Pak Terry menunjukkan sikap yang bijak dalam menghadapi realitas ini. "Karena mereka anak daerah, jadi bapak rasa kita yang orang luar harus menghargai mereka walaupun mereka merasa seperti yang punya tempat ini. Karena kita sama, cari makan," ungkapnya. Ia menyadari bahwa preman lokal merasa memiliki daerah tersebut dan pedagang dari luar harus menghormati keberadaan mereka demi menjaga keharmonisan.
Namun, Pak Terry juga memiliki prinsip tegas dalam membedakan peran pedagang dan preman. "Jadi gini bapak ada 2 sudut pandang, kalau kita mau dagang jangan jadi preman tapi kalau kita mau jadi preman jangan dagang," jelasnya sambal tertawa. Prinsip ini menunjukkan bahwa ia sangat menghargai profesionalisme dalam berdagang dan mengutuk tindakan premanisme.
Pak Terry juga berbagi pengalaman yang cukup mengejutkan tentang kekerasan yang pernah terjadi di pasar ini. "Bapak nggak pernah ngalamin, tapi bapak pernah lihat. Bahkan pernah sampai dibacok temen bapak sekitar tahun 2007-an," katanya.
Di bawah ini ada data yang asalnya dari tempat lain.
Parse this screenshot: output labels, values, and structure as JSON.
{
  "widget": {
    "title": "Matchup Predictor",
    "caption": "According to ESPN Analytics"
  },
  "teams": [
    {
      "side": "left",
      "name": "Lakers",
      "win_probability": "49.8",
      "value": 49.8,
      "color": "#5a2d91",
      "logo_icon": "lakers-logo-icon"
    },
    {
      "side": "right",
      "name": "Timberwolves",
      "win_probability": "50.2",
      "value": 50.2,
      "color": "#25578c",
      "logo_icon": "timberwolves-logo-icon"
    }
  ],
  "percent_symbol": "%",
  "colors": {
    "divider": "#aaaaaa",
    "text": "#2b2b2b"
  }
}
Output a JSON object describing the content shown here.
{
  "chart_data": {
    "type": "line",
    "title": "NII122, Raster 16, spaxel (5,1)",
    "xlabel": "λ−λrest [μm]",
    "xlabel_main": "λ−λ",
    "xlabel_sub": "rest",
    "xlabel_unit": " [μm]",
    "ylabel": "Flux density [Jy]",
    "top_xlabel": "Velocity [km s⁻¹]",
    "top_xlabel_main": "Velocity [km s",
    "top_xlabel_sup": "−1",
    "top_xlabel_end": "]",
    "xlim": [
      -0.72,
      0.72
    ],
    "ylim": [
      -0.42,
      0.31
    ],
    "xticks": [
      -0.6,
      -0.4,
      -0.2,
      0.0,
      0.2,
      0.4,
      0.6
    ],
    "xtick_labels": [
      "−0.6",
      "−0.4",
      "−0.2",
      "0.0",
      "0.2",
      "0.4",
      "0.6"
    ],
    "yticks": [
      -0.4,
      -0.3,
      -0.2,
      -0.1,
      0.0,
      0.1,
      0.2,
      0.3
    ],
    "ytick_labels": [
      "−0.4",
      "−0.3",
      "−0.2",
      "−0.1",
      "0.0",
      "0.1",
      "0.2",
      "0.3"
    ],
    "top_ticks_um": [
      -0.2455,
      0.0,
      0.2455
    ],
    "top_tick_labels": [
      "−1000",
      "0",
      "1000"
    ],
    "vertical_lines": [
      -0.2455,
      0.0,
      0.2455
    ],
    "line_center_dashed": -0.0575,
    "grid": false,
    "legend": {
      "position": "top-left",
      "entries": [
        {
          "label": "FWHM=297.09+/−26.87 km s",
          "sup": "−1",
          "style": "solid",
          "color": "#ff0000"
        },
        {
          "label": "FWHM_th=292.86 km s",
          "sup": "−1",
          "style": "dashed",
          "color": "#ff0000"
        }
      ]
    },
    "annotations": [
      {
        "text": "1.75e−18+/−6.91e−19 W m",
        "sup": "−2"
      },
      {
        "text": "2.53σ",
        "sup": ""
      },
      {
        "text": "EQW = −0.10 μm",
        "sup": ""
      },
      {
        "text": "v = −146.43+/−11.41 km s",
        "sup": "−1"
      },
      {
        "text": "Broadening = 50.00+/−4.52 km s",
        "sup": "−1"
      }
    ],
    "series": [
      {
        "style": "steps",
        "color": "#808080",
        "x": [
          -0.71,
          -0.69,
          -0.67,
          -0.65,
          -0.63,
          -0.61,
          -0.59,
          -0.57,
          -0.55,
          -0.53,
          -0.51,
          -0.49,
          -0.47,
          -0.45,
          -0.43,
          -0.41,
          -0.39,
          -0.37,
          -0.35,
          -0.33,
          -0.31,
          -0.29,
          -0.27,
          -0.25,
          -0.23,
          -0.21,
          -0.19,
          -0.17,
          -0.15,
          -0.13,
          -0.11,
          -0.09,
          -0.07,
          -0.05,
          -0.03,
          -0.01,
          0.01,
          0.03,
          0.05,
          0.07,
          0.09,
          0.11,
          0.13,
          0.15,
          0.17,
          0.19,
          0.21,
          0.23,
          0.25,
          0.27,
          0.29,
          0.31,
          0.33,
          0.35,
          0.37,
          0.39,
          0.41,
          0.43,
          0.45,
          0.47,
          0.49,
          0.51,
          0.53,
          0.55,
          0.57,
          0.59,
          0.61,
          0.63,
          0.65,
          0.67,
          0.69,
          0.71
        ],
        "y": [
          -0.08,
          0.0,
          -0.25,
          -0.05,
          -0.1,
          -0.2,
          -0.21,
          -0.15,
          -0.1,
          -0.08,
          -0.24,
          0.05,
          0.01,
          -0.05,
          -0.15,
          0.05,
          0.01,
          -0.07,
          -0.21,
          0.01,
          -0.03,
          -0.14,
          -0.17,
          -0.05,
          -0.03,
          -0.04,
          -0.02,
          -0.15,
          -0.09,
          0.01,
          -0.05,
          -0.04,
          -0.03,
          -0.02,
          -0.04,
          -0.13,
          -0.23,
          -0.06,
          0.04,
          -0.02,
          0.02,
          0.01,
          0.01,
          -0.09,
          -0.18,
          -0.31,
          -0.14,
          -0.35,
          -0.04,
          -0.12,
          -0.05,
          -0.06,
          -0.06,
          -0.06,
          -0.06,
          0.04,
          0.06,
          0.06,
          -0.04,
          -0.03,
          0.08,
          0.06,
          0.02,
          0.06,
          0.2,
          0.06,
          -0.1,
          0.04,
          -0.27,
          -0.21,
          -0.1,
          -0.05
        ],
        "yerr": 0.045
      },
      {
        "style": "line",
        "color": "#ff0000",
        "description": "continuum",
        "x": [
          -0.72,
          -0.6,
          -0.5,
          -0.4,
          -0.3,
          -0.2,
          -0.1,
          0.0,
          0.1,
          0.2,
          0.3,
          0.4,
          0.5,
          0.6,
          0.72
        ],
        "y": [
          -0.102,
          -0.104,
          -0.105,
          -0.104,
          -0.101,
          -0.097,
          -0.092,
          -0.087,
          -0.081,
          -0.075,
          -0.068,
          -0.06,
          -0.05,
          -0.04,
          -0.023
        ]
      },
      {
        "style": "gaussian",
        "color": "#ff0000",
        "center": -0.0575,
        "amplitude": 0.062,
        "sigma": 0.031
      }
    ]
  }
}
Pengalaman ini menunjukkan bahwa premanisme bisa berujung pada kekerasan fisik, yang menambah ketakutan bagi para pedagang dan pengunjung.
Bu Jessi: Pengunjung yang Belum Pernah Terpapar Premanisme
Di sisi lain, ada juga pengunjung seperti Bu Jessi yang belum pernah merasakan atau menyaksikan premanisme di Pasar Ciputat. "Dari ibu pribadi, nggak ada hal-hal seperti itu, ibu belum pernah ngerasain," katanya. Bu Jessi, yang sering berbelanja di pasar ini, tidak merasakan ancaman premanisme secara langsung.
Ia juga menambahkan, "Oh, nggak pernah juga ibu lihat yang seperti itu." Pengalaman Bu Jessi menunjukkan bahwa premanisme mungkin tidak selalu terlihat atau dirasakan oleh semua orang. Bagi sebagian pengunjung, Pasar Ciputat mungkin tampak seperti pasar biasa tanpa adanya gangguan dari preman.
Kesimpulan: Realitas yang Perlu Ditangani dengan Serius
Premanisme di Pasar Ciputat merupakan realitas yang tidak bisa diabaikan. Meskipun tidak semua orang merasakan dampaknya, pengalaman pedagang seperti Pak Jasar dan Pak Terry menunjukkan bahwa ancaman ini nyata dan bisa berdampak serius. Pengalaman Bu Jessi sebagai pengunjung yang tidak pernah merasakan atau melihat premanisme juga penting untuk dipertimbangkan, karena menunjukkan bahwa ancaman ini mungkin tersembunyi dari pandangan umum.
Untuk mengatasi masalah ini, diperlukan kerja sama antara pihak berwenang, pengelola pasar, dan komunitas pedagang untuk menciptakan lingkungan yang aman dan nyaman bagi semua orang. Premanisme tidak hanya merusak tatanan sosial, tetapi juga mengancam kesejahteraan dan keamanan para pedagang serta pengunjung. Dengan penanganan yang tepat, diharapkan Pasar Ciputat bisa menjadi tempat yang lebih aman, damai, serta nyaman bagi semua pihak yang terlibat.
Selain itu, perlu dilakukan upaya sosialisasi dan edukasi kepada para pedagang dan pengunjung tentang pentingnya melaporkan segala bentuk intimidasi atau kekerasan kepada pihak berwenang. Penegakan hukum yang tegas dan adil juga harus diterapkan untuk memberikan efek jera bagi para pelaku premanisme. Kerjasama antara aparat keamanan, pengelola pasar, dan komunitas lokal dalam menciptakan sistem pengamanan yang efektif bisa menjadi langkah nyata dalam mengatasi premanisme.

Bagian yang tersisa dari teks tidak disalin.